For Bente Bratland Holm, Director of Visit Norway, the next most important step in getting the travel and tourism industry on its feet is for Norway’s borders to re-open. “The number of visitors to visitnorway.com are rising and engagement on our social media channels is picking up fast,” she says. “The way we travel will change. Those who succeed and who will play the leading role in tomorrow’s tourism industry, are those who adjust to the new reality and listen carefully to the tourists’ demands.”
Indeed, adjusting to the new reality is, no doubt, a big challenge. From remote check in to cashless transactions and increased cleaning routines, hotels worldwide are keen to restore confidence and reassure guests that they are following strict safety and hygiene guidelines. “Guest and staff safety is of the utmost importance,” says Moen. “To ensure this, it is imperative that we follow government guidelines, but also pay attention to what our guests want and what would make them feel most comfortable. It’s about going back to basics, making sure we are visible and accessible so that our guests can see that we are taking this very seriously- it’s all about them.”
Like all the major hotel brands, the Nordic Choice group – one of the largest hotel companies in Scandinavia – has also released a statement that outlines the measures they are taking. At resorts like Son Spa and Farris Bad, swimming pools are now accessed by appointment in hourly slots, the spa changing rooms are closed, and the gym equipment is sanitised between each use.
Meanwhile, at the group’s city-based properties like Amerikalinjen and The Thief in Oslo, turndown service is currently suspended, restaurants and bars are either closed or have restricted opening times, and – the hotel favourite – the buffet breakfast is not in operation, with table service reserved for guests only. With less staff now on hand, the remaining employees have had to adapt, with General Managers assisting with check in and Food And Beverage Managers serving food in the restaurants.
“The cost of hiring staff in Norway is expensive,” explains Moen. “The pandemic has hit the travel and tourism industry hard, with a high amount of job losses. This has meant the remaining staff has had to adapt and support in areas they would not usually be involved in. That said, the Norwegian attitude is productive, organised and efficient, so we’re used to working in this way.”
Of course, these adjustments are only part of the challenge looming for hotel owners and operators, with Moen pointing out the huge financial impact too. “It is not just about the low occupancy rates,” he says. “There are other factors too, like the restricted restaurant and bar opening times and guest numbers, the cost of shutting down the breakfast buffet and only serving to in-house guests, and hotels like The Hub – reliant on meetings, incentives, conferences and events (MICE) – are facing deep revenue shortfalls.
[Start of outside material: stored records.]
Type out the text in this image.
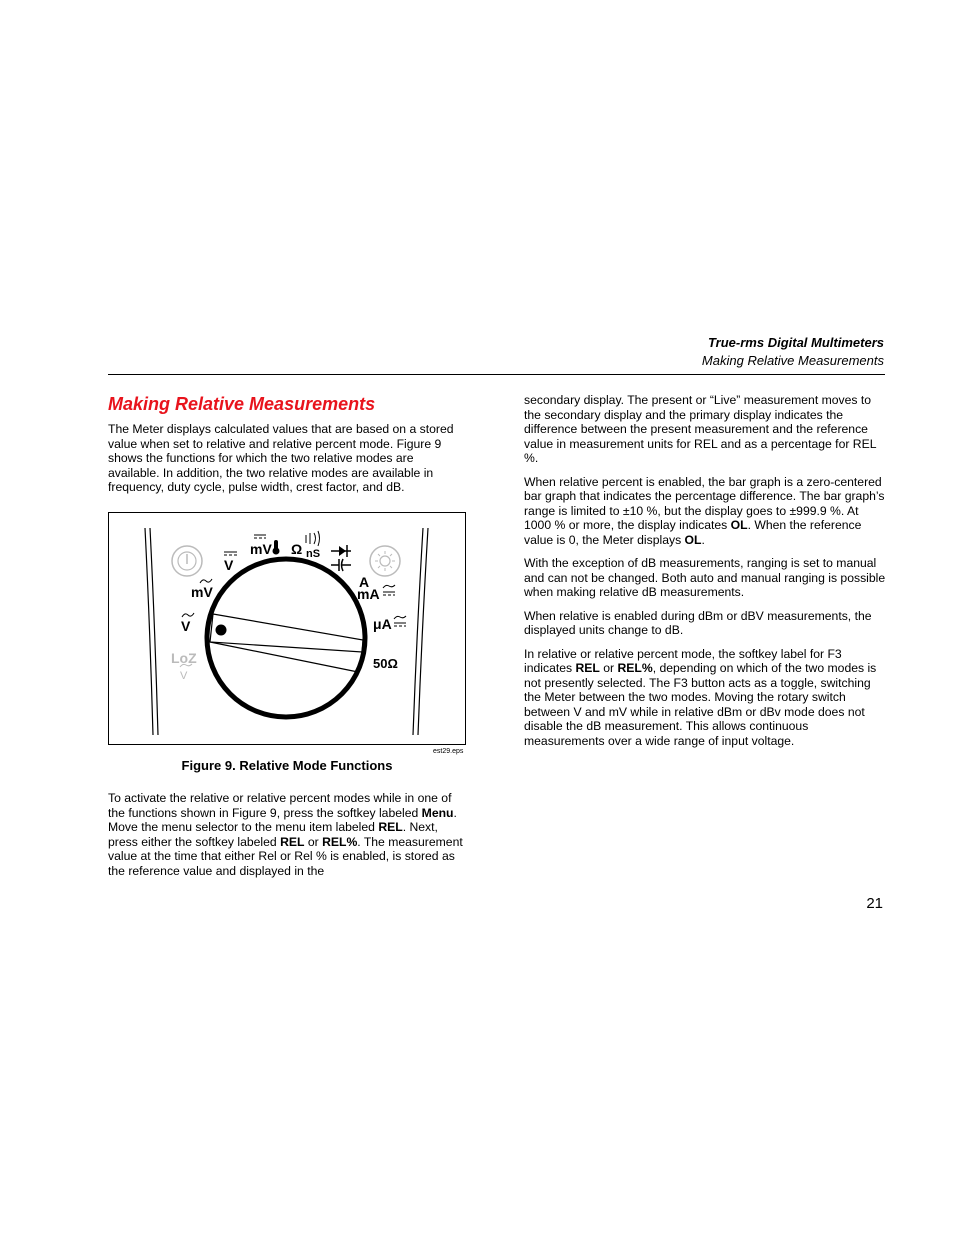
True-rms Digital Multimeters
Making Relative Measurements
Making Relative Measurements

The Meter displays calculated values that are based on a stored value when set to relative and relative percent mode. Figure 9 shows the functions for which the two relative modes are available. In addition, the two relative modes are available in frequency, duty cycle, pulse width, crest factor, and dB.

V
mV Ω nS
mV
V
LoZ
V
A
mA
μA
50Ω
est29.eps
Figure 9. Relative Mode Functions

To activate the relative or relative percent modes while in one of the functions shown in Figure 9, press the softkey labeled Menu. Move the menu selector to the menu item labeled REL. Next, press either the softkey labeled REL or REL%. The measurement value at the time that either Rel or Rel % is enabled, is stored as the reference value and displayed in the

secondary display. The present or “Live” measurement moves to the secondary display and the primary display indicates the difference between the present measurement and the reference value in measurement units for REL and as a percentage for REL %.

When relative percent is enabled, the bar graph is a zero-centered bar graph that indicates the percentage difference. The bar graph’s range is limited to ±10 %, but the display goes to ±999.9 %. At 1000 % or more, the display indicates OL. When the reference value is 0, the Meter displays OL.

With the exception of dB measurements, ranging is set to manual and can not be changed. Both auto and manual ranging is possible when making relative dB measurements.

When relative is enabled during dBm or dBV measurements, the displayed units change to dB.

In relative or relative percent mode, the softkey label for F3 indicates REL or REL%, depending on which of the two modes is not presently selected. The F3 button acts as a toggle, switching the Meter between the two modes. Moving the rotary switch between V and mV while in relative dBm or dBv mode does not disable the dB measurement. This allows continuous measurements over a wide range of input voltage.

21
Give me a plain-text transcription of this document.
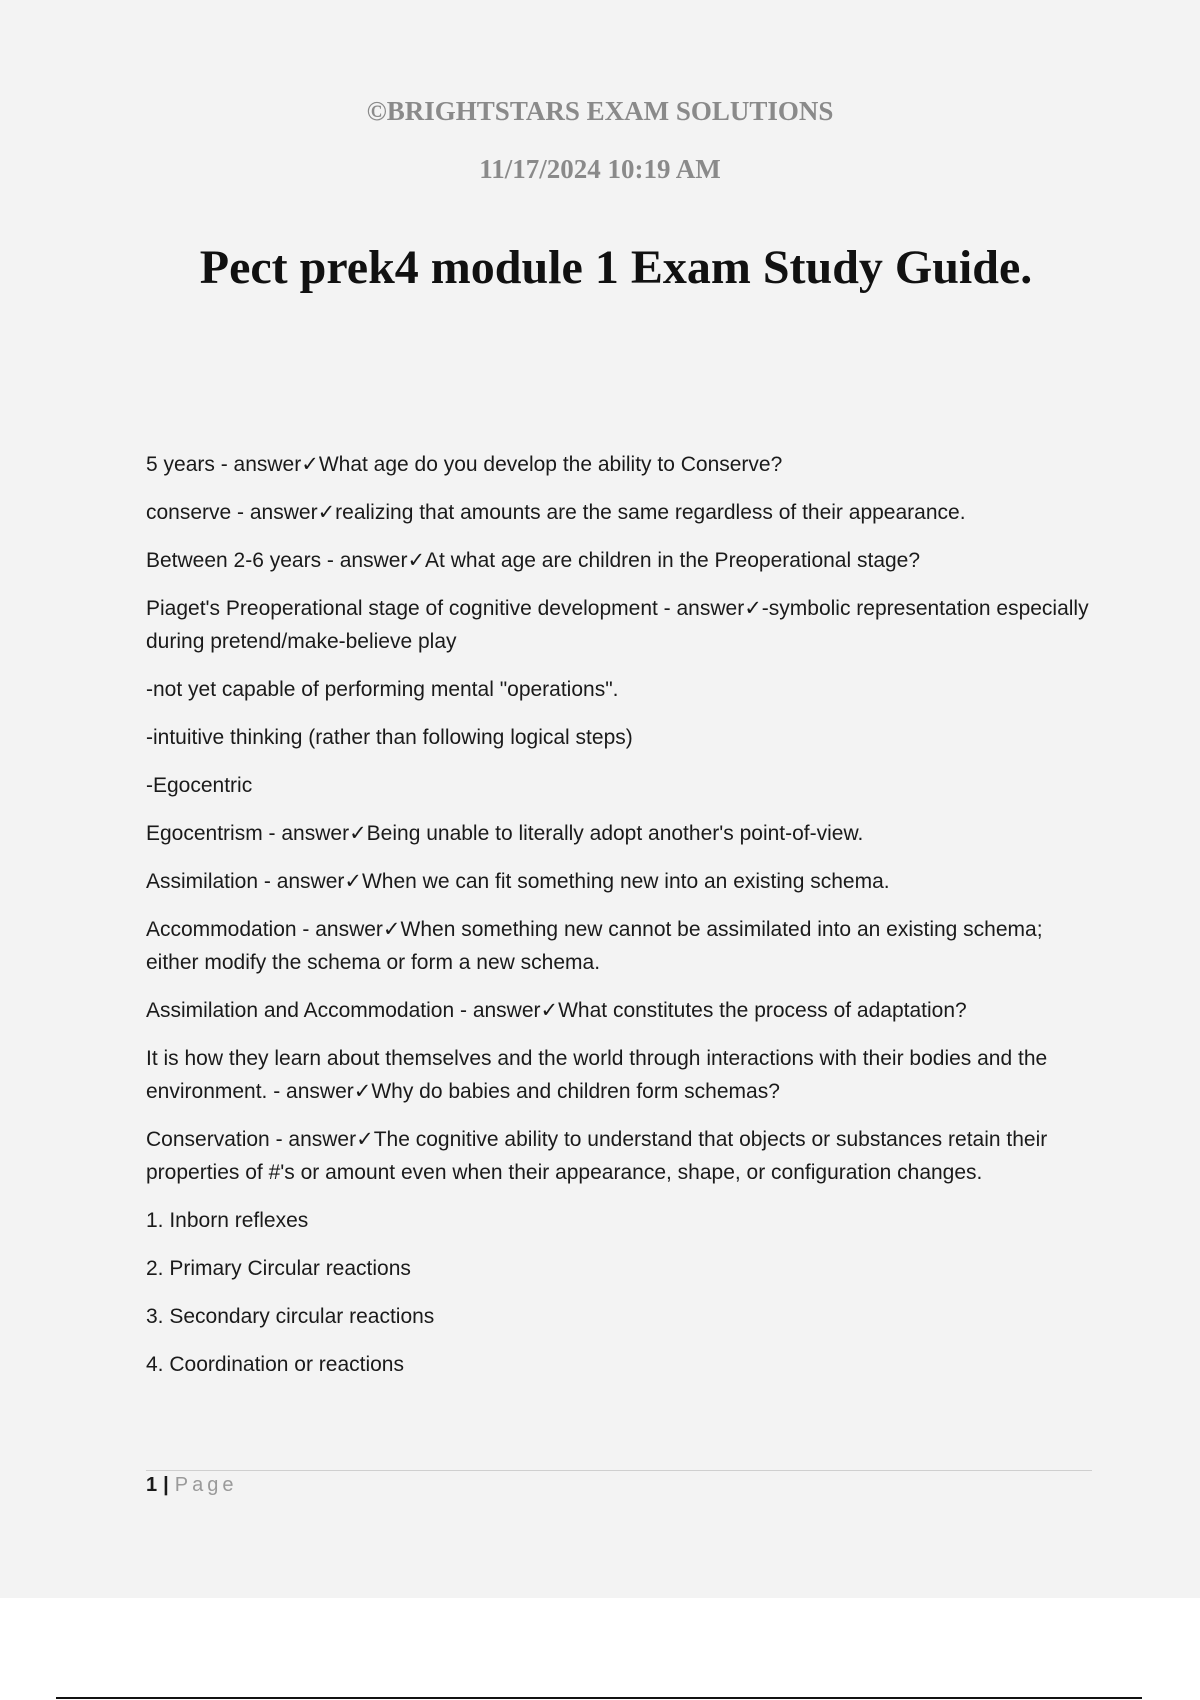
©BRIGHTSTARS EXAM SOLUTIONS

11/17/2024 10:19 AM

Pect prek4 module 1 Exam Study Guide.

5 years - answer✓What age do you develop the ability to Conserve?

conserve - answer✓realizing that amounts are the same regardless of their appearance.

Between 2-6 years - answer✓At what age are children in the Preoperational stage?

Piaget's Preoperational stage of cognitive development - answer✓-symbolic representation especially during pretend/make-believe play

-not yet capable of performing mental "operations".

-intuitive thinking (rather than following logical steps)

-Egocentric

Egocentrism - answer✓Being unable to literally adopt another's point-of-view.

Assimilation - answer✓When we can fit something new into an existing schema.

Accommodation - answer✓When something new cannot be assimilated into an existing schema; either modify the schema or form a new schema.

Assimilation and Accommodation - answer✓What constitutes the process of adaptation?

It is how they learn about themselves and the world through interactions with their bodies and the environment. - answer✓Why do babies and children form schemas?

Conservation - answer✓The cognitive ability to understand that objects or substances retain their properties of #'s or amount even when their appearance, shape, or configuration changes.

1. Inborn reflexes

2. Primary Circular reactions

3. Secondary circular reactions

4. Coordination or reactions

1 | Page
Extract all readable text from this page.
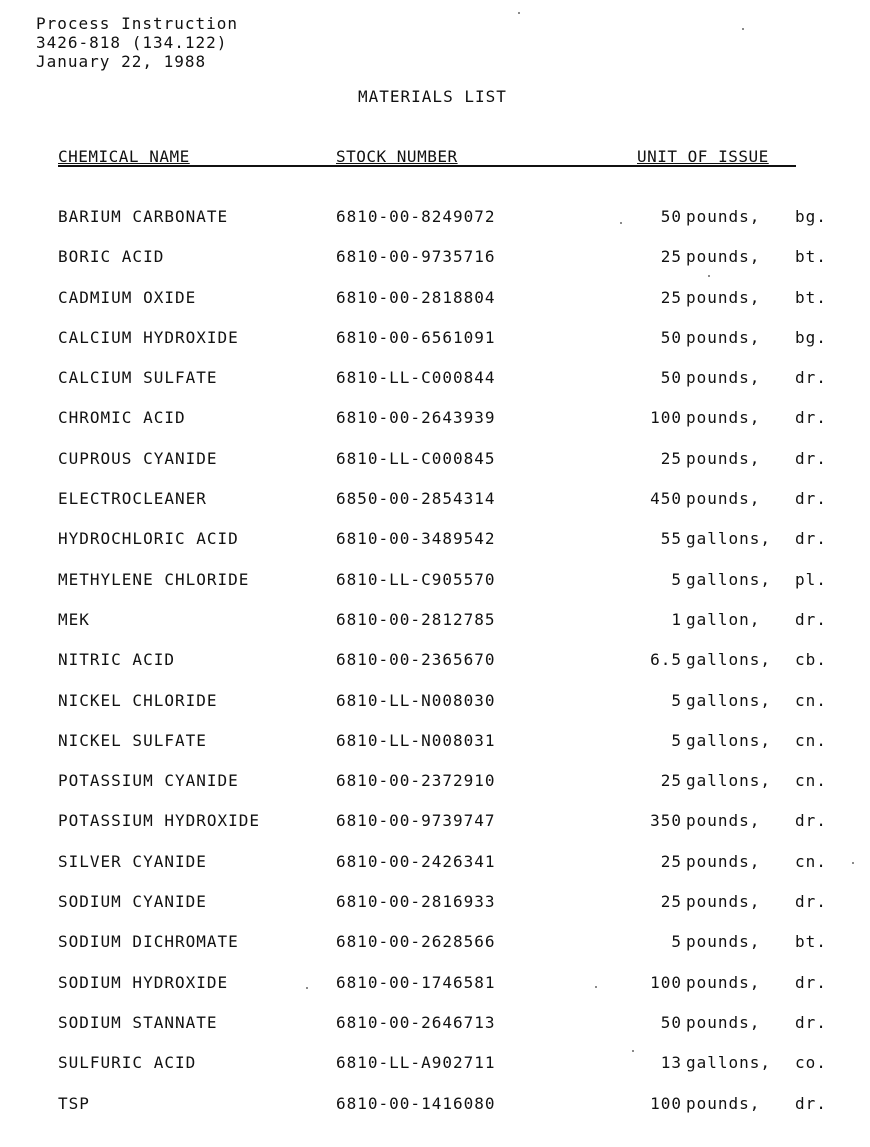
Process Instruction
3426-818 (134.122)
January 22, 1988
MATERIALS LIST
CHEMICAL NAME	STOCK NUMBER	UNIT OF ISSUE
BARIUM CARBONATE	6810-00-8249072	50 pounds, bg.
BORIC ACID	6810-00-9735716	25 pounds, bt.
CADMIUM OXIDE	6810-00-2818804	25 pounds, bt.
CALCIUM HYDROXIDE	6810-00-6561091	50 pounds, bg.
CALCIUM SULFATE	6810-LL-C000844	50 pounds, dr.
CHROMIC ACID	6810-00-2643939	100 pounds, dr.
CUPROUS CYANIDE	6810-LL-C000845	25 pounds, dr.
ELECTROCLEANER	6850-00-2854314	450 pounds, dr.
HYDROCHLORIC ACID	6810-00-3489542	55 gallons, dr.
METHYLENE CHLORIDE	6810-LL-C905570	5 gallons, pl.
MEK	6810-00-2812785	1 gallon, dr.
NITRIC ACID	6810-00-2365670	6.5 gallons, cb.
NICKEL CHLORIDE	6810-LL-N008030	5 gallons, cn.
NICKEL SULFATE	6810-LL-N008031	5 gallons, cn.
POTASSIUM CYANIDE	6810-00-2372910	25 gallons, cn.
POTASSIUM HYDROXIDE	6810-00-9739747	350 pounds, dr.
SILVER CYANIDE	6810-00-2426341	25 pounds, cn.
SODIUM CYANIDE	6810-00-2816933	25 pounds, dr.
SODIUM DICHROMATE	6810-00-2628566	5 pounds, bt.
SODIUM HYDROXIDE	6810-00-1746581	100 pounds, dr.
SODIUM STANNATE	6810-00-2646713	50 pounds, dr.
SULFURIC ACID	6810-LL-A902711	13 gallons, co.
TSP	6810-00-1416080	100 pounds, dr.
It is likely that conferences and events will be the last to return.”
Certainly, this might be the worst year in recorded history for the travel, tourism and hospitality industry but, as Moen says, “those who work in the business are bonded by a shared passion for serving others, creating exceptional experiences and long-lasting memories. I’m a positive person. Things will pick up and we will travel again.”